4. En troisième lieu, M. A ne peut utilement soutenir que l'arrêté serait entaché d'illégalité au motif qu'il n'a pas été assisté d'un interprète préalablement à l'arrêté contesté et ce, en méconnaissance des articles L. 141-2 et L. 141-3 du code de l'entrée et du séjour des étrangers et du droit d'asile. D'une part, l'article L. 141-2 de ce code n'est pas applicable aux mesures dont le requérant a fait l'objet.
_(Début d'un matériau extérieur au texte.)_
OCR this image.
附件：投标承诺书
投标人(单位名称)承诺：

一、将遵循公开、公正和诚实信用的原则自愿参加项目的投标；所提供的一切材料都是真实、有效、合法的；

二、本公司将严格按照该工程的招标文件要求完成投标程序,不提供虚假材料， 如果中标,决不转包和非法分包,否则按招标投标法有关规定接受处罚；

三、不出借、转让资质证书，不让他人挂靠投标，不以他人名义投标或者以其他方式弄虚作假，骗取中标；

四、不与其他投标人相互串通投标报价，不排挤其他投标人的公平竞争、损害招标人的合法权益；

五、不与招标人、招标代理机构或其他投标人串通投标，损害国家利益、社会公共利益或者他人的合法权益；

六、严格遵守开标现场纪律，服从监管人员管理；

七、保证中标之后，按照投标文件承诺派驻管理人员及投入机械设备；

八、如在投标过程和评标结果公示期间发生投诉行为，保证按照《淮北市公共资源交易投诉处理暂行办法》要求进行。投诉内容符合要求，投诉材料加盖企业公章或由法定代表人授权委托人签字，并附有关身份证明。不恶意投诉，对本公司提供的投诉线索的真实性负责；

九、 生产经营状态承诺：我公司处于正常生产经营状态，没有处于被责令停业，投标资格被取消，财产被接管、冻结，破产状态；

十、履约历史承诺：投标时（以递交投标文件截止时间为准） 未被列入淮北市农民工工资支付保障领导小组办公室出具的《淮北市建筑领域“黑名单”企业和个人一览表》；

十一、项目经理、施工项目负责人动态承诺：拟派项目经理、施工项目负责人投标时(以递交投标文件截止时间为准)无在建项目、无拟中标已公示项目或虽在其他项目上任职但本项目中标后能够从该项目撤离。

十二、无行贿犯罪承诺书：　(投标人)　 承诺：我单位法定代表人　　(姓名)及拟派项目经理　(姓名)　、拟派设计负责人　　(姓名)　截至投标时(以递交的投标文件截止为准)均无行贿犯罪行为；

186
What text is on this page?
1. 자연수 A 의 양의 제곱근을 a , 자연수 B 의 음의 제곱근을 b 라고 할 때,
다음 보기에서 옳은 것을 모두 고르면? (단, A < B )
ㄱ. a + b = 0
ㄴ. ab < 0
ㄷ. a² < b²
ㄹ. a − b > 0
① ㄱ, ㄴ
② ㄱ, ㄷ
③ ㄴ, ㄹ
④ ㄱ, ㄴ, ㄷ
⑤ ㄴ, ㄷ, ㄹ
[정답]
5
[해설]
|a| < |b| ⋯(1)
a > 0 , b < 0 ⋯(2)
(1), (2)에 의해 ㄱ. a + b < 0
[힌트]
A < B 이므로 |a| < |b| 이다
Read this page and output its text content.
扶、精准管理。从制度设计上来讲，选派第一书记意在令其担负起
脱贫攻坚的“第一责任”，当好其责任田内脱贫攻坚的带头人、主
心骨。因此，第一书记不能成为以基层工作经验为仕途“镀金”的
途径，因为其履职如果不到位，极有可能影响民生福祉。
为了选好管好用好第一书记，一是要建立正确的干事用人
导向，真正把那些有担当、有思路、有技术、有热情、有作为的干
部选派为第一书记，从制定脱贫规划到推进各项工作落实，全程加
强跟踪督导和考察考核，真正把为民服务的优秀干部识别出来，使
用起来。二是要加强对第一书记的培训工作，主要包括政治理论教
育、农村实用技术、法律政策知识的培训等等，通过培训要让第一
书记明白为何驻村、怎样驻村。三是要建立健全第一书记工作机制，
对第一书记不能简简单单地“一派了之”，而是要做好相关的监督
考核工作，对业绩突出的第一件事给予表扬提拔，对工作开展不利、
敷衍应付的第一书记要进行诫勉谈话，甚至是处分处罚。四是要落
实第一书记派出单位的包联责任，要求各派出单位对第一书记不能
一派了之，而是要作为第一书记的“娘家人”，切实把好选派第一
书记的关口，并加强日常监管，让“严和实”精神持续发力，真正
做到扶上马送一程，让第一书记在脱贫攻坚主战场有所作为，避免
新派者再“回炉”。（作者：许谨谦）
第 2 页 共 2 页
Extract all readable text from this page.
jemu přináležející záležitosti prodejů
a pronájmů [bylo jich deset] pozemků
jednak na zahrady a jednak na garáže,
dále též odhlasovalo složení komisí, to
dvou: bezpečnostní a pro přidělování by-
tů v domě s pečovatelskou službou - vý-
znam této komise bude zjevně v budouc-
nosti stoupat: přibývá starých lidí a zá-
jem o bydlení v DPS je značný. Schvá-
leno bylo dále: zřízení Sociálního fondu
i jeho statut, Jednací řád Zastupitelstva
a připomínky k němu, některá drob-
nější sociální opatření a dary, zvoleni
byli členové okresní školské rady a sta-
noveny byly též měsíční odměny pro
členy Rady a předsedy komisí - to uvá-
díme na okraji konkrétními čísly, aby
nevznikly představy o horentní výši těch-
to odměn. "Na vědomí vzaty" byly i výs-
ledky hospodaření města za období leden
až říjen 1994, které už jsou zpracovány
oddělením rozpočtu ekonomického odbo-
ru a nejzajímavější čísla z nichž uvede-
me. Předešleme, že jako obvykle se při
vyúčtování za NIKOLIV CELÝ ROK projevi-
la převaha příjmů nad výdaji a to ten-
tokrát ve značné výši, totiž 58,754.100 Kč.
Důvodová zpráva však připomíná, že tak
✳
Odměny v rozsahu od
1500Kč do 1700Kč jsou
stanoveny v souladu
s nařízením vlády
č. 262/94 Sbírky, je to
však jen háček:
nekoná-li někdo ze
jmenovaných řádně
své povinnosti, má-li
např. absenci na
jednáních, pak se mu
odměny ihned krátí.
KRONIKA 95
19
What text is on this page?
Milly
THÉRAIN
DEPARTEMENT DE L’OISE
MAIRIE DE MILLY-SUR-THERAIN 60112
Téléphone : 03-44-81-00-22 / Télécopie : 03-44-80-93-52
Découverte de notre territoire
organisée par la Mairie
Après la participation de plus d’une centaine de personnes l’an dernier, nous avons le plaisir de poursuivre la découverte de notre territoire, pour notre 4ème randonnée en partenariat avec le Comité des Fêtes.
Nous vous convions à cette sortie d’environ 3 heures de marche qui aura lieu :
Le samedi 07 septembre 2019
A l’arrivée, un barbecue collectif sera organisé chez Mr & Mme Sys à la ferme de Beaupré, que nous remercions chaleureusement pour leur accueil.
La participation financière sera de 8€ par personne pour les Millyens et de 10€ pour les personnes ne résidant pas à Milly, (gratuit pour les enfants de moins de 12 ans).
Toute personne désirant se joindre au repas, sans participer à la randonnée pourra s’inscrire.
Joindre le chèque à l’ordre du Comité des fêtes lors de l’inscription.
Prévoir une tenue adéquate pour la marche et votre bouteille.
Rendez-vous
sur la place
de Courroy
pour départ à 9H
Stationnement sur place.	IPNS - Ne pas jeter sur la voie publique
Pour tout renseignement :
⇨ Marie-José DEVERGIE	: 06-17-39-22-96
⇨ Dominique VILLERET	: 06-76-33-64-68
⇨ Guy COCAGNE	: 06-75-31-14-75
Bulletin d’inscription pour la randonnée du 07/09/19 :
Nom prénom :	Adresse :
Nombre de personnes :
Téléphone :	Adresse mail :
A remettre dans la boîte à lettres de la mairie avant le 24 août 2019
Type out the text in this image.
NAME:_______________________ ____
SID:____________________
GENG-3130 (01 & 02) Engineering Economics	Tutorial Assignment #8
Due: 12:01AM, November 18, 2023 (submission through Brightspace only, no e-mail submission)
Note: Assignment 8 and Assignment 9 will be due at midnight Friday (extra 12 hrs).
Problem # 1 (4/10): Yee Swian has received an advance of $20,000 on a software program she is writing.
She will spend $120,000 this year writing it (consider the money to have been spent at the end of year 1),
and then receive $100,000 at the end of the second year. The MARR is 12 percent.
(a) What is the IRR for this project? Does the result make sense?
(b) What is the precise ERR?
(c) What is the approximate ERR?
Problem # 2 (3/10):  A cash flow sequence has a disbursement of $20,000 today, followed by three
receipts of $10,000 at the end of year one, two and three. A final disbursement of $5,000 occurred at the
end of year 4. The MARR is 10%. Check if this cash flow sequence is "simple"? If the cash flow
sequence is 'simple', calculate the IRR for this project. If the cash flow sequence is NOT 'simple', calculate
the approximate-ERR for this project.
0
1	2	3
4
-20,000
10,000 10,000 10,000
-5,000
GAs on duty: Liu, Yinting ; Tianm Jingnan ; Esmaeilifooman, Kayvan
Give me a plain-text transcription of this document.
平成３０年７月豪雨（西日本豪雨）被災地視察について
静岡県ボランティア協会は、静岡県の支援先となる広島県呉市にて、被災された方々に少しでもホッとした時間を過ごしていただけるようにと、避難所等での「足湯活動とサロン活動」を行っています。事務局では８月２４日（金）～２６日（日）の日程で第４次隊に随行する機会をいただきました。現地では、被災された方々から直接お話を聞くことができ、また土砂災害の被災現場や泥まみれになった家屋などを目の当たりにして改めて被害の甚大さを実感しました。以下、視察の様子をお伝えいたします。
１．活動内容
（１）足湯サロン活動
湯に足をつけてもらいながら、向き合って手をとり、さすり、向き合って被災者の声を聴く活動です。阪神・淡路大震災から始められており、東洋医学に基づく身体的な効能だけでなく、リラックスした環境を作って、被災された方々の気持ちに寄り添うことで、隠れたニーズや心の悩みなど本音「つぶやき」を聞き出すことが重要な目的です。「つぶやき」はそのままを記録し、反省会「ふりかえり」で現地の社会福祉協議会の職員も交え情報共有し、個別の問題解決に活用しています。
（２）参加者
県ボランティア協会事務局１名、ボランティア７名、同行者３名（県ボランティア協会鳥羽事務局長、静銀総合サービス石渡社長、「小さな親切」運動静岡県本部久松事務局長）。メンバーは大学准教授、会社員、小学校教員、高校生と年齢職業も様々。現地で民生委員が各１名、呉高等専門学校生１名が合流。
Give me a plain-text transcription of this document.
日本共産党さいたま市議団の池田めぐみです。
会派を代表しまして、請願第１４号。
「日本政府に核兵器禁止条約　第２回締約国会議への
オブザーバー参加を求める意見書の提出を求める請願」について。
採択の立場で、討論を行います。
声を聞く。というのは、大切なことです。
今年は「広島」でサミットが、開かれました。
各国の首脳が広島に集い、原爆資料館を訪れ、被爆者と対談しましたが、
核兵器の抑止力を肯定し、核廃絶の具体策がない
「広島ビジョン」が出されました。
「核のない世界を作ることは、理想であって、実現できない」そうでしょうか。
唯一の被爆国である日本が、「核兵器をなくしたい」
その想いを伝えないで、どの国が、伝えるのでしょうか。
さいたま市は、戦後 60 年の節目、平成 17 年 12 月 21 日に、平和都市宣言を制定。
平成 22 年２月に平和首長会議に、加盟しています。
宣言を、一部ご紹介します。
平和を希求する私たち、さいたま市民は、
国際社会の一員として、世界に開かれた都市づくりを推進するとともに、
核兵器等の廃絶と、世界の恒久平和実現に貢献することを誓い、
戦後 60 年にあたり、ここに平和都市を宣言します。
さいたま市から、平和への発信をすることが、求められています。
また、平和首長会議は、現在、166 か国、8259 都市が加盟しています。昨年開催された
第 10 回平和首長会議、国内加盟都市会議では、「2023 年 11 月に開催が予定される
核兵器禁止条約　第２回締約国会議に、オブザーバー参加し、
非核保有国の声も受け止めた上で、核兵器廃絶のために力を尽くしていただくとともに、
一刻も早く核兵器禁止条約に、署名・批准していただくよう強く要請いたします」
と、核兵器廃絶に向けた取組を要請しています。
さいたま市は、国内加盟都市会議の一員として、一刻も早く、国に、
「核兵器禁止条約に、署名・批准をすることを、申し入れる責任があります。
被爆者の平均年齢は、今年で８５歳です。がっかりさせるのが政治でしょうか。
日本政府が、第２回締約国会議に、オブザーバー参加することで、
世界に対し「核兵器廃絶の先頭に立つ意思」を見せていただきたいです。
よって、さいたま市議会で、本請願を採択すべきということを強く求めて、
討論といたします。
D'autre part, la méconnaissance des dispositions de l'article L. 141-3 du code de l'entrée et du séjour des étrangers et du droit d'asile relatives aux conditions dans lesquelles les décisions sont communiquées dans une langue que doit comprendre l'étranger, à la supposer établie, est sans incidence sur la légalité des décisions portant obligation de quitter le territoire français et interdiction de retour sur le territoire français.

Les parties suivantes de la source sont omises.